Na época de seu lançamento em 1964, Dr. Fantástico foi um sucesso de bilheteria, arrecadando US$ 9,7 milhões com um orçamento de US$ 1,8 milhão. O filme foi recebido com aclamação crítica e é universalmente considerado uma das maiores comédias e um dos filmes mais influentes já feitos. Recebeu quatro indicações ao Oscar, incluindo Melhor Filme e Melhor Roteiro Adaptado. Em 1989, a Biblioteca do Congresso dos Estados Unidos o incluiu entre os primeiros 25 filmes selecionados para preservação no Registro Nacional de Filmes por ser "culturalmente, historicamente ou esteticamente significativo".

A sátira de Kubrick ressoou profundamente com o público da Guerra Fria, em um momento em que a ameaça nuclear era uma questão de "quando?", e não "se?". A capacidade do filme de fazer as pessoas rirem enquanto as fazia pensar sobre as repercussões da guerra nuclear foi amplamente elogiada. O filme é um assalto frontal à "Ideologia do Consenso Liberal", satirizando a paranoia anticomunista, a incapacidade cultural de compreender a enormidade da guerra nuclear, as várias estratégias nucleares e a fé cega no progresso tecnológico.

O legado de Dr. Fantástico é duradouro.

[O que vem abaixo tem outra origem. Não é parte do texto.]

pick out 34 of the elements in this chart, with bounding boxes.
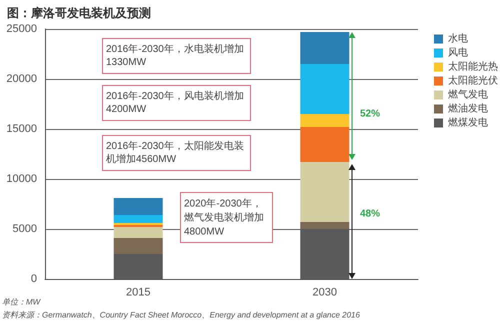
text: 单位：MW — [2, 298, 42, 306]
annotation: 2020年-2030年，燃气发电装机增加4800MW — [184, 198, 264, 238]
y-tick-label: 15000 — [6, 123, 37, 135]
y-tick-label: 5000 — [12, 223, 37, 235]
y-tick-label: 0 — [30, 273, 37, 285]
y-tick-label: 20000 — [6, 73, 37, 85]
text: 资料来源：Germanwatch、Country Fact Sheet Morocco、Energy and development at a glance 2016 — [2, 310, 360, 320]
annotation: 2016年-2030年，水电装机增加1330MW — [106, 43, 244, 68]
annotation: 2016年-2030年，太阳能发电装机增加4560MW — [106, 140, 244, 165]
x-tick-label: 2015 — [126, 286, 150, 298]
annotation: 48% — [360, 208, 380, 220]
annotation: 52% — [360, 108, 380, 120]
legend-label: 太阳能光热 — [448, 60, 498, 72]
bar — [114, 198, 163, 215]
legend-label: 燃油发电 — [448, 102, 488, 114]
x-tick-label: 2030 — [312, 286, 337, 298]
bar — [300, 32, 350, 64]
legend-label: 太阳能光伏 — [448, 74, 498, 86]
y-tick-label: 10000 — [6, 173, 37, 185]
bar — [300, 222, 350, 229]
bar — [300, 127, 350, 162]
bar — [300, 114, 350, 127]
chart-title: 图：摩洛哥发电装机及预测 — [7, 6, 151, 20]
legend-label: 燃煤发电 — [448, 116, 488, 128]
legend-label: 水电 — [448, 32, 468, 44]
bar — [114, 238, 163, 254]
bar — [300, 162, 350, 222]
bar — [114, 227, 163, 238]
y-tick-label: 25000 — [6, 23, 37, 35]
bar — [114, 215, 163, 223]
annotation: 2016年-2030年，风电装机增加4200MW — [106, 90, 244, 115]
bar — [300, 64, 350, 114]
legend-label: 风电 — [448, 46, 468, 58]
legend-label: 燃气发电 — [448, 88, 488, 100]
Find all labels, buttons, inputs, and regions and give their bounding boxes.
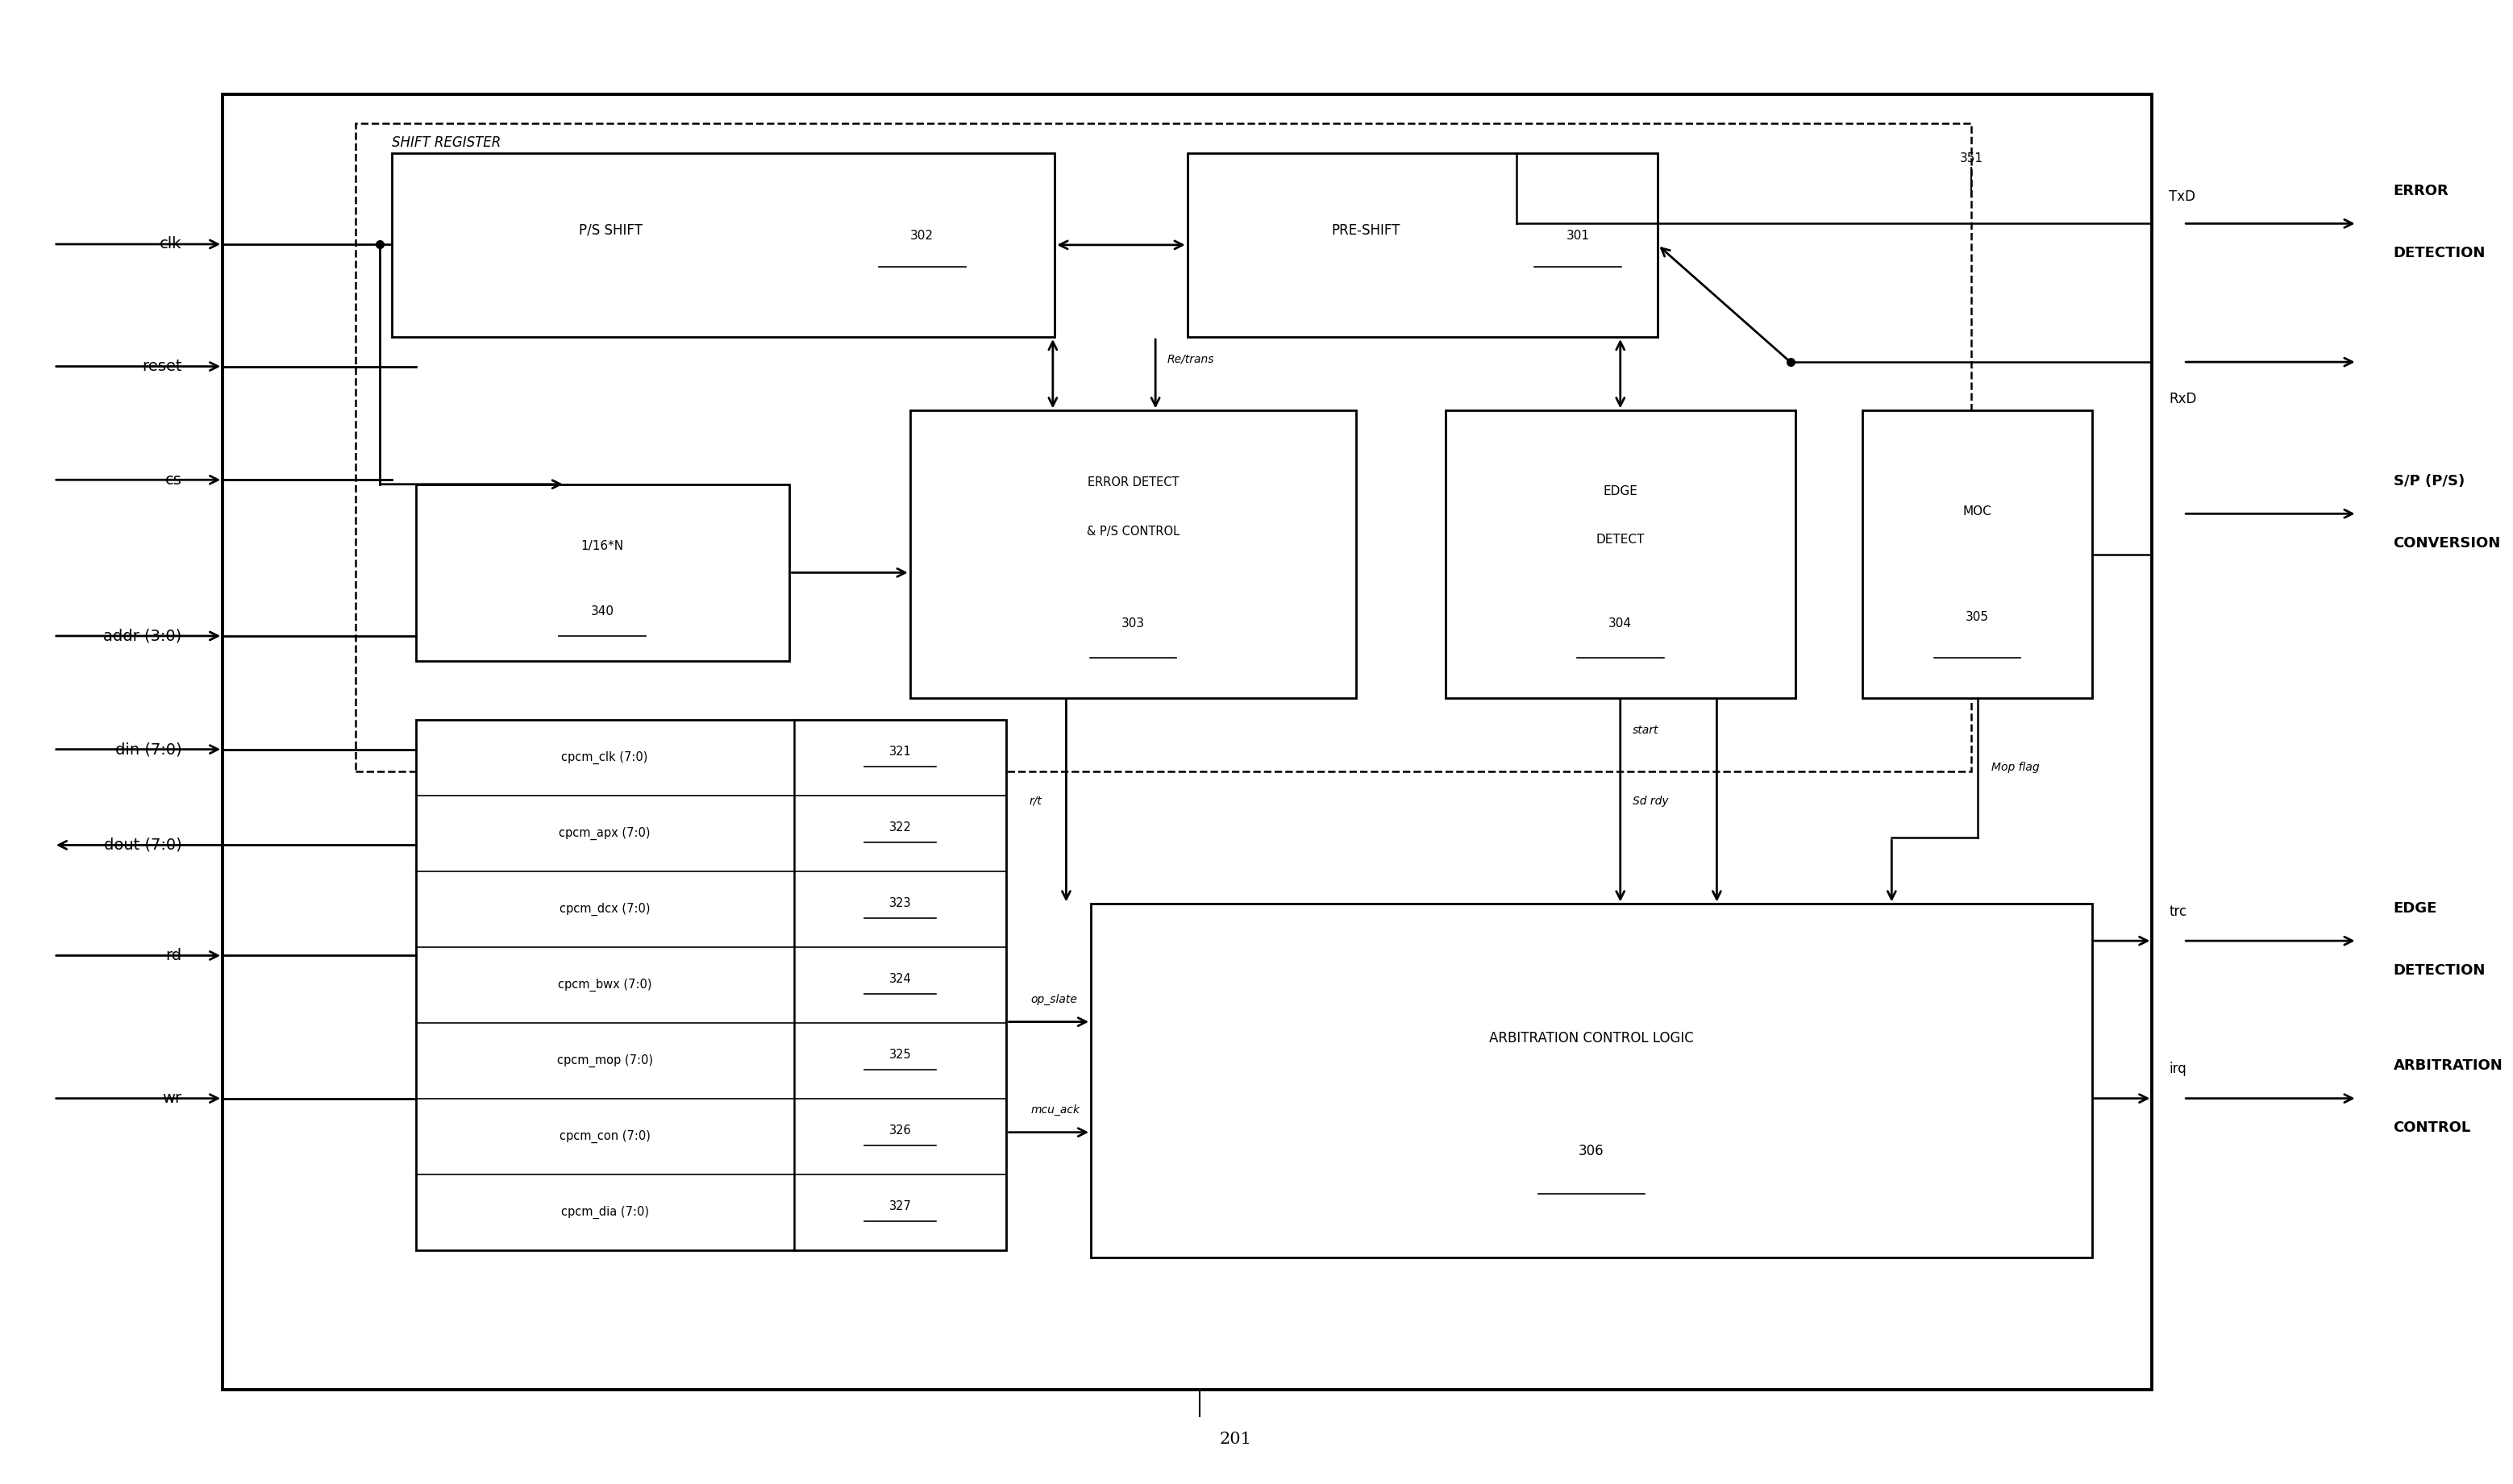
Text: 340: 340 [591, 605, 613, 617]
Text: PRE-SHIFT: PRE-SHIFT [1332, 223, 1400, 237]
Text: 304: 304 [1608, 617, 1631, 629]
Text: 303: 303 [1121, 617, 1146, 629]
Text: cpcm_dia (7:0): cpcm_dia (7:0) [560, 1205, 648, 1218]
Text: ARBITRATION CONTROL LOGIC: ARBITRATION CONTROL LOGIC [1490, 1031, 1694, 1046]
Text: cpcm_apx (7:0): cpcm_apx (7:0) [558, 827, 651, 840]
Bar [224, 93, 2151, 1391]
Text: rd: rd [166, 948, 181, 963]
Text: 326: 326 [890, 1125, 912, 1137]
Text: 201: 201 [1219, 1431, 1251, 1447]
Text: cpcm_bwx (7:0): cpcm_bwx (7:0) [558, 978, 651, 991]
Text: 327: 327 [890, 1201, 912, 1212]
Bar [415, 720, 1008, 1250]
Text: wr: wr [163, 1091, 181, 1106]
Text: DETECT: DETECT [1596, 534, 1644, 546]
Text: DETECTION: DETECTION [2392, 963, 2485, 978]
Text: din (7:0): din (7:0) [116, 742, 181, 757]
Text: cpcm_con (7:0): cpcm_con (7:0) [560, 1129, 651, 1143]
Text: start: start [1633, 724, 1659, 736]
Bar [415, 484, 789, 660]
Text: 322: 322 [890, 822, 912, 834]
Text: S/P (P/S): S/P (P/S) [2392, 473, 2465, 488]
Text: EDGE: EDGE [1603, 485, 1638, 497]
Text: trc: trc [2169, 904, 2186, 919]
Text: dout (7:0): dout (7:0) [103, 837, 181, 853]
Bar [1862, 411, 2091, 697]
Text: 351: 351 [1960, 153, 1983, 165]
Text: ERROR DETECT: ERROR DETECT [1088, 476, 1179, 488]
Text: 306: 306 [1578, 1144, 1603, 1159]
Text: ARBITRATION: ARBITRATION [2392, 1058, 2503, 1073]
Text: MOC: MOC [1963, 505, 1993, 518]
Text: 302: 302 [910, 230, 935, 242]
Text: ERROR: ERROR [2392, 184, 2448, 199]
Text: 324: 324 [890, 974, 912, 985]
Text: 325: 325 [890, 1049, 912, 1061]
Bar [910, 411, 1357, 697]
Text: addr (3:0): addr (3:0) [103, 628, 181, 644]
Text: CONVERSION: CONVERSION [2392, 536, 2500, 551]
Text: 301: 301 [1566, 230, 1588, 242]
Text: 1/16*N: 1/16*N [581, 540, 623, 552]
Bar [1189, 153, 1659, 337]
Text: & P/S CONTROL: & P/S CONTROL [1086, 525, 1179, 537]
Bar [1445, 411, 1794, 697]
Text: cpcm_clk (7:0): cpcm_clk (7:0) [560, 751, 648, 764]
Text: 323: 323 [890, 898, 912, 910]
Text: Sd rdy: Sd rdy [1633, 795, 1669, 807]
Text: Re/trans: Re/trans [1169, 353, 1214, 365]
Text: r/t: r/t [1030, 795, 1043, 807]
Text: 321: 321 [890, 745, 912, 758]
Text: op_slate: op_slate [1030, 994, 1078, 1006]
Text: TxD: TxD [2169, 190, 2196, 205]
Text: P/S SHIFT: P/S SHIFT [578, 223, 643, 237]
Bar [1091, 904, 2091, 1257]
Text: RxD: RxD [2169, 392, 2196, 407]
Bar [392, 153, 1055, 337]
Text: DETECTION: DETECTION [2392, 246, 2485, 260]
Text: cpcm_dcx (7:0): cpcm_dcx (7:0) [560, 902, 651, 916]
Text: mcu_ack: mcu_ack [1030, 1104, 1081, 1116]
Bar [354, 123, 1970, 772]
Text: irq: irq [2169, 1061, 2186, 1076]
Text: 305: 305 [1965, 611, 1988, 623]
Text: CONTROL: CONTROL [2392, 1120, 2470, 1135]
Text: cs: cs [166, 472, 181, 488]
Text: reset: reset [141, 359, 181, 374]
Text: Mop flag: Mop flag [1993, 763, 2041, 773]
Text: cpcm_mop (7:0): cpcm_mop (7:0) [558, 1054, 653, 1067]
Text: clk: clk [158, 236, 181, 252]
Text: SHIFT REGISTER: SHIFT REGISTER [392, 135, 500, 150]
Text: EDGE: EDGE [2392, 901, 2438, 916]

Continua a ser uma referência cultural para discussões sobre a Guerra Fria, a política nuclear e os perigos da destruição em massa. Sua análise crítica da política nuclear e do comportamento humano diante da aniquilação é tão relevante hoje quanto era em 1964. O filme é elogiado por sua "comédia de pesadelo", que expõe a hipocrisia e a loucura por trás das políticas de dissuasão nuclear. Sua influência é tal que, em 1980, quando Ronald Reagan se tornou presidente, ele pediu para ver a Sala de Guerra da Casa Branca, apenas para ser informado de que tal sala, como retratada no filme, nunca existiu.